If relationships with institutions over time could be described in Facebook-like terms, mine with Valpo would get the “It’s complicated” tag, without question! Indeed, this topic reminds me of how our emotional ties with institutions can be quite powerful and evolve over time.
College days
In 1981, I graduated from Valpo with a B.A. degree and a political science major. During my time there, I was a very engaged student. I did well academically, worked as a department editor of the weekly campus newspaper, and served in various student government positions. I also spent a life-changing study abroad semester in England.
Taking all that into account, one might reasonably assume that I enjoyed an idyllic, residential, Midwestern-style collegiate experience. But for many years I harbored attitudes toward VU that alternated between resentment and anger, grounded in grievances about its limited political, social, and racial diversity and its lack of national renown.
Now, let’s be honest here. It’s not as if I arrived at the VU campus in 1977 with a very cosmopolitan personal history. I was born and raised in Northwest Indiana. A handful of family trips to visit relatives in Hawaii were the closest things in my life to “multicultural experiences.” In addition, I started college as a Republican, and my political opinions were a hodgepodge of reactive, inconsistent thinking. Although I had endured racial taunts growing up in Indiana neighborhoods, I wasn’t exactly a trailblazer for civil rights.
However, my worldview was changing, and by the time I graduated, Valpo’s campus culture wasn’t as good a fit for me. My work for the campus newspaper, The Torch, was especially enlightening. I wrote dozens of articles for it, including some hefty investigative pieces about campus life. It served as my primer to the insular wackiness that characterizes many university cultures and decision making processes, though at the time I erroneously attributed these traits uniquely to VU. (Believe me, I since have been corrected on that point!) My writing for the paper also gave me a closer look at some of the diversity issues at VU, and I became acutely aware of how black students experienced the predominately white campus and surrounding community.

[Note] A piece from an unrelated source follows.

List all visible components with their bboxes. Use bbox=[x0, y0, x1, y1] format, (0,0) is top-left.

Valparaiso University, Indiana: Brandt Hall dormitory where I lived during my sophomore, junior, and senior years. (Photo: DY, 2012)
By the time I graduated from Valpo, I was disenchanted with it and blamed it for all the things that it was not. Throughout college I had planned on going to law school, and eventually I began to see it as an opportunity to sink roots into a different part of the country. Despite many rewarding college experiences and friendships, I was determined to put Valparaiso way back in my rear view mirror.

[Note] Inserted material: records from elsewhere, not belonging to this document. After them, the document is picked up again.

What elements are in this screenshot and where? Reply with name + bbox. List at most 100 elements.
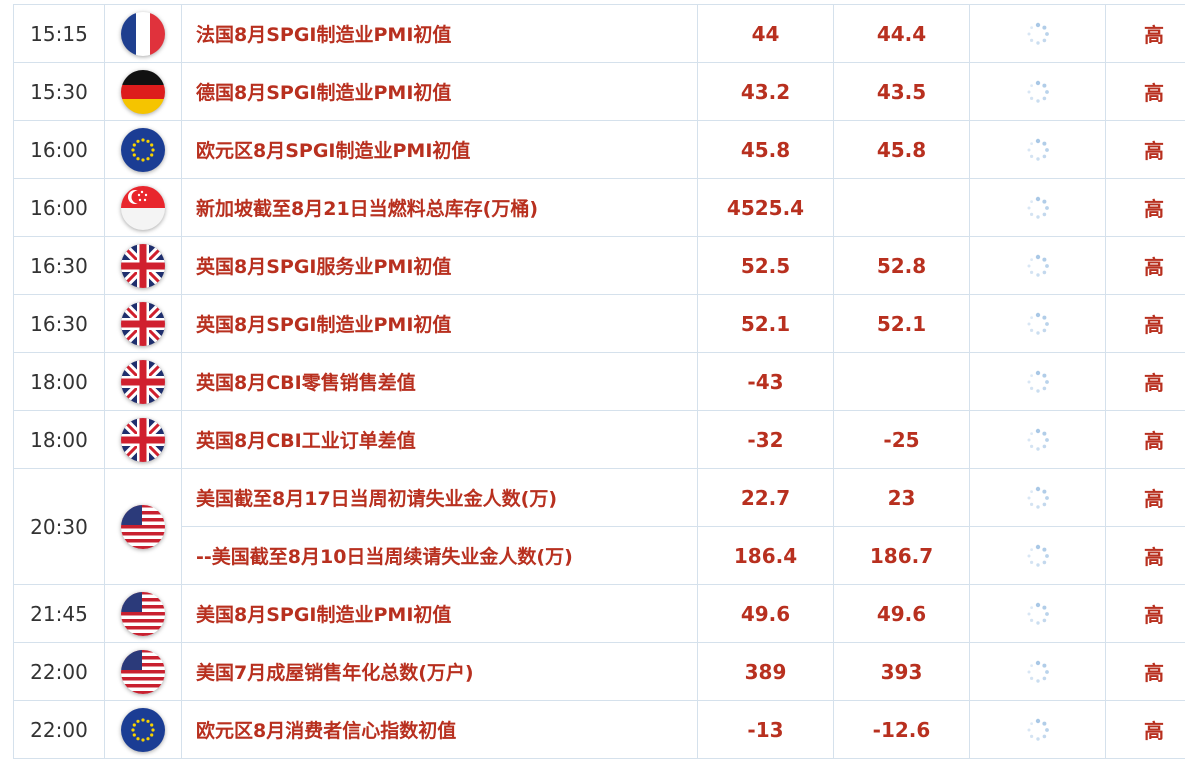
time: 16:30 [14, 237, 105, 295]
previous-value: 389 [698, 643, 834, 701]
importance: 高 [1106, 585, 1185, 643]
flag-icon [120, 127, 166, 173]
event-name: 欧元区8月SPGI制造业PMI初值 [182, 121, 698, 179]
previous-value: 22.7 [698, 469, 834, 527]
event-name: 美国截至8月17日当周初请失业金人数(万) [182, 469, 698, 527]
loading-icon [1026, 370, 1050, 394]
flag-icon [120, 11, 166, 57]
loading-icon [1026, 602, 1050, 626]
previous-value: -13 [698, 701, 834, 759]
previous-value: 43.2 [698, 63, 834, 121]
event-name: 德国8月SPGI制造业PMI初值 [182, 63, 698, 121]
time: 22:00 [14, 643, 105, 701]
importance: 高 [1106, 353, 1185, 411]
event-name: 英国8月CBI零售销售差值 [182, 353, 698, 411]
flag [105, 469, 182, 585]
event-name: 新加坡截至8月21日当燃料总库存(万桶) [182, 179, 698, 237]
event-row: 18:00 英国8月CBI工业订单差值-32-25 高 [14, 411, 1185, 469]
flag-icon [120, 69, 166, 115]
flag [105, 63, 182, 121]
time: 22:00 [14, 701, 105, 759]
flag-icon [120, 243, 166, 289]
importance: 高 [1106, 643, 1185, 701]
flag [105, 411, 182, 469]
time: 15:15 [14, 5, 105, 63]
actual-value [970, 585, 1106, 643]
importance: 高 [1106, 5, 1185, 63]
actual-value [970, 527, 1106, 585]
previous-value: 186.4 [698, 527, 834, 585]
event-name: --美国截至8月10日当周续请失业金人数(万) [182, 527, 698, 585]
flag [105, 5, 182, 63]
forecast-value: 393 [834, 643, 970, 701]
time: 20:30 [14, 469, 105, 585]
flag-icon [120, 707, 166, 753]
previous-value: -43 [698, 353, 834, 411]
flag [105, 295, 182, 353]
forecast-value: 45.8 [834, 121, 970, 179]
flag [105, 353, 182, 411]
importance: 高 [1106, 527, 1185, 585]
actual-value [970, 121, 1106, 179]
loading-icon [1026, 22, 1050, 46]
forecast-value: 52.1 [834, 295, 970, 353]
event-name: 美国8月SPGI制造业PMI初值 [182, 585, 698, 643]
event-name: 英国8月CBI工业订单差值 [182, 411, 698, 469]
event-name: 法国8月SPGI制造业PMI初值 [182, 5, 698, 63]
loading-icon [1026, 138, 1050, 162]
time: 16:00 [14, 179, 105, 237]
forecast-value: 44.4 [834, 5, 970, 63]
flag [105, 179, 182, 237]
flag-icon [120, 301, 166, 347]
loading-icon [1026, 544, 1050, 568]
event-name: 美国7月成屋销售年化总数(万户) [182, 643, 698, 701]
actual-value [970, 353, 1106, 411]
forecast-value: 186.7 [834, 527, 970, 585]
previous-value: 4525.4 [698, 179, 834, 237]
loading-icon [1026, 196, 1050, 220]
importance: 高 [1106, 121, 1185, 179]
forecast-value: -25 [834, 411, 970, 469]
time: 18:00 [14, 411, 105, 469]
actual-value [970, 63, 1106, 121]
loading-icon [1026, 486, 1050, 510]
event-name: 英国8月SPGI服务业PMI初值 [182, 237, 698, 295]
importance: 高 [1106, 295, 1185, 353]
importance: 高 [1106, 411, 1185, 469]
actual-value [970, 5, 1106, 63]
actual-value [970, 179, 1106, 237]
time: 18:00 [14, 353, 105, 411]
actual-value [970, 469, 1106, 527]
flag [105, 121, 182, 179]
time: 16:00 [14, 121, 105, 179]
importance: 高 [1106, 469, 1185, 527]
actual-value [970, 701, 1106, 759]
flag-icon [120, 649, 166, 695]
previous-value: 45.8 [698, 121, 834, 179]
loading-icon [1026, 80, 1050, 104]
previous-value: -32 [698, 411, 834, 469]
forecast-value [834, 353, 970, 411]
actual-value [970, 411, 1106, 469]
importance: 高 [1106, 237, 1185, 295]
event-name: 英国8月SPGI制造业PMI初值 [182, 295, 698, 353]
event-name: 欧元区8月消费者信心指数初值 [182, 701, 698, 759]
flag-icon [120, 359, 166, 405]
loading-icon [1026, 428, 1050, 452]
flag [105, 237, 182, 295]
forecast-value: 43.5 [834, 63, 970, 121]
loading-icon [1026, 312, 1050, 336]
time: 21:45 [14, 585, 105, 643]
flag-icon [120, 504, 166, 550]
previous-value: 49.6 [698, 585, 834, 643]
previous-value: 52.1 [698, 295, 834, 353]
forecast-value: 52.8 [834, 237, 970, 295]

When, some 10 years after graduation, I received from VU a detailed questionnaire for “diverse” alumni/ae about their student experiences, I filled it out and added a long letter explaining some of my answers. I was very blunt. Looking back, I regret the tone of my responses, but at the time, I saw it as an opportunity to unload.
Decamping for the East Coast
Predictably, the lion’s share of my law school applications were filed at schools on the two coasts. Originally I had designs on heading to California, and the Bay Area seemed especially hospitable to my evolving left-leaning political views. But ultimately I opted to head east to New York University, located in the heart of Manhattan’s Greenwich Village. It was the right move, both at the time and in retrospect.
New York quickly became my Wonder City. NYC of the 80s was a more raw and edgy place than it is today, but it also was possible to enjoy it on a shoestring budget. Its many bookstores, revival movie houses showing old classics, and endless array of ethnic eateries were among the offerings that competed for my attention.
I have lived on the East Coast since the early 1980s, first in New York City, and now in Boston. Given the past 30 years, it’s fair to say that I am more city boy than country boy, though at times I think that it might be nice to live in a traditional “college town.” In any event, while I have long described myself as an “East Coast person,” I now understand and appreciate that I am the product of many different places.
Valpo revisited: More than rose-colored glasses
My moves aside, my Valparaiso story didn’t end with faded images in the rear view mirror. Rather, I have experienced a gradual but in some ways significant change in how I regard that past. Perhaps the rose-colored glasses of time have contributed to that change, but it’s more than that.
You see the people in the photo below? We were together for a memorable spring 1981 semester in VU’s study abroad center in Cambridge, England. There were about 20 of us in all. We have reunions every five years, and each time over half of our group has attended. The photo was taken at our 2011 reunion. I count a good number of these folks as lifelong friends, and I value my associations with all of them.
How many other study abroad groups hold reunions every five years? That question, and my knowing answer (very few), have played an important role in changing my relationship with my alma mater.
A few years ago, I realized that my attitudes toward Valpo were changing. It wasn’t due to a conscious effort on my part, nor had I forgotten the issues I had with the school. Rather, I was beginning to appreciate what it had given to me.
Most importantly, I have continuing friendships that were forged during those years. They have evolved, matured, and renewed over the decades, and they manifest themselves in ways ranging from periodic get-togethers, to back-and-forth e-mails, to playing in fantasy sports leagues. And through the Internet (and social media in particular), I now count among my friends a fair number of folks I knew only casually during our student days.
In addition, I received an excellent classroom education at VU. I have been a teacher in higher education settings for over 20 years. As a law professor, I’ve seen the undergraduate results of many types of colleges and universities. I now understand that the academic experience at Valparaiso compares well with any of them.
In fact, I likely underestimated VU’s higher ed street cred as a student. In the various reputational surveys and assessments of colleges and universities that started to become popular in the late 1980s, Valpo has fared quite respectably.
Working on The Torch honed and developed my writing skills in ways that continue to deliver today. Any success I have at writing for a less specialized audience — especially via my Minding the Workplace blog — has direct roots in that experience. The Torch also served as the wider social base I didn’t have during my first two years of college. (Suffice it to say that some of us practically lived in The Torch offices.)
Lastly, the study abroad semester I spent in England was the most formative educational experience of my life. So much of my personal culture and the way I live today can be traced back to those five months overseas. My natural penchant for nostalgia notwithstanding, I generally do not yearn to relive even the best experiences of my life. My semester abroad is an exception; I would access Stephen King’s time travel wormhole in a heartbeat to revisit that experience.
My writing for VU periodicals didn’t stop with The Torch. In 1996, I penned a long essay about my study abroad experience in England for the university’s literary and current affairs journal, The Cresset. More recently, I published an article titled “Workplace Bullying and Ethical Leadership” in the VU business school’s Journal of Values-Based Leadership.
A different view
The issues I had with Valpo as a student and recent graduate were legitimate, and some remain relevant to the school today. But with the gifts of hindsight and maturity, I am grateful for many of my collegiate experiences and for the related friendships and opportunities that are a part of my life now.
I’ll leave it to the physicists to determine if we can change the past, but I know from experience that we can change how we think about our own. Sometimes, as here, those changes can be good ones.
Very interesting piece! Like you, my relationship with my university has changed. I got two grad degrees at Penn State. I still love PSU and am a proud Penn Stater but it didn’t used to be complicated like it is now.